ポータル高血圧の診断方法と手順

ポータル高血圧は、肝門静脈系の圧が上昇した状態で、通常は12 mmHg以上と定義されます。肝疾患が最も一般的な原因であり、静脈瘤出血が主要な合併症です。以下に診断の流れを示します。

診断手順

  1. 患者歴の聴取

    ポータル高血圧の原因を探ります。
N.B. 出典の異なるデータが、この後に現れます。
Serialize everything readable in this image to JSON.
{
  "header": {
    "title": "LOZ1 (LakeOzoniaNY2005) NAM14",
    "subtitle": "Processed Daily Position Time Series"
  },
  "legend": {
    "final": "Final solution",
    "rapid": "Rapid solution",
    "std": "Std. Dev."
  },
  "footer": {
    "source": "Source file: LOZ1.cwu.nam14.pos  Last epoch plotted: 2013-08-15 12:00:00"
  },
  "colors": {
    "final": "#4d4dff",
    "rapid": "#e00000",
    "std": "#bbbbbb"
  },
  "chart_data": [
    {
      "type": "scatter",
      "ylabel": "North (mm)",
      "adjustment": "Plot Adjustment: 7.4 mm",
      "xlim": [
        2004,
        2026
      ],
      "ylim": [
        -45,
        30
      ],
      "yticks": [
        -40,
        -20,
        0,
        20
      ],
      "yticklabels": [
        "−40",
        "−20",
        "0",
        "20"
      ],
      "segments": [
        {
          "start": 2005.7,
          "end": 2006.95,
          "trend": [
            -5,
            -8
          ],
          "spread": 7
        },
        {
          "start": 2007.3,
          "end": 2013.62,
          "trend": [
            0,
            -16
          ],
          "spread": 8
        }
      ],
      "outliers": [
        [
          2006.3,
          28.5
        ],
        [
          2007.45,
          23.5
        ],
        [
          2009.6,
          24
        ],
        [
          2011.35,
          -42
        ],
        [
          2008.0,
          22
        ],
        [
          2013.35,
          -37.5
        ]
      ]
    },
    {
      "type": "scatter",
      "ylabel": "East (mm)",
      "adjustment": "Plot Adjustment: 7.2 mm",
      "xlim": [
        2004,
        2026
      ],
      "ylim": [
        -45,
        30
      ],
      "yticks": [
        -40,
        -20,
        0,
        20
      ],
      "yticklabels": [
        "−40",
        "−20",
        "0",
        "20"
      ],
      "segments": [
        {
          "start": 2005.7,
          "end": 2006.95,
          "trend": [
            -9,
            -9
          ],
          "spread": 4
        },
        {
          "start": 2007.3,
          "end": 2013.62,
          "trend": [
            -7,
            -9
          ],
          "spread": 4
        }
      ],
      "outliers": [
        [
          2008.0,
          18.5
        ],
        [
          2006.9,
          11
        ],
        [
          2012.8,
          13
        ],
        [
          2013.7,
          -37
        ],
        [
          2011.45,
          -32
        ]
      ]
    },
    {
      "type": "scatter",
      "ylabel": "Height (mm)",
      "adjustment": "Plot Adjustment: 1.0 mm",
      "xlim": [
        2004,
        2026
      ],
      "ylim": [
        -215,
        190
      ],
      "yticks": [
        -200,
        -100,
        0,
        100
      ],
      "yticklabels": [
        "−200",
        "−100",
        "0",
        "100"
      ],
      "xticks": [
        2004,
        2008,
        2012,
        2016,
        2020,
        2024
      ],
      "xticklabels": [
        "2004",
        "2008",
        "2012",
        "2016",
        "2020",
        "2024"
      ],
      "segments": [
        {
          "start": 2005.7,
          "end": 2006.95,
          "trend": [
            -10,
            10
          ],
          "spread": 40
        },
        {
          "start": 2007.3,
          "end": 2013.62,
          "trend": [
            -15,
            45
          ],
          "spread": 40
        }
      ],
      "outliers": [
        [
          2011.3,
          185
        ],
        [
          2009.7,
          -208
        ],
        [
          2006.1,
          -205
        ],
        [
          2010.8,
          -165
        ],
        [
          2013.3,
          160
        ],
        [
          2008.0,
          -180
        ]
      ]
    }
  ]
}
アルコール乱用、輸血、静脈薬物使用、かゆみ、黄疸の既往があるか確認し、家族歴でヘモクロマトーシスやウィルソン病などの肝疾患がないか調べます。

  2. 合併症の症状確認

    食道・胃静脈瘤からの出血、意識障害、腹囲の増大、腹痛、発熱など、ポータル高血圧に伴う症状を確認します。

  3. 腹壁・側部の血管所見

    腹壁の表在静脈拡張や側部に見られる血管網、臍周囲の蛇行した側副静脈の有無を視診します。

  4. 血液検査で肝硬変を評価

    肝機能検査、凝固時間、ウイルス性肝炎の血清学的検査、血小板数などを行い、肝硬変の有無を調べます。

  5. 超音波検査によるスクリーニング

    ポータル系の血流や血栓の有無を評価します。肝表面の結節様変化や脾腫が認められれば、肝硬変伴うポータル高血圧が疑われます。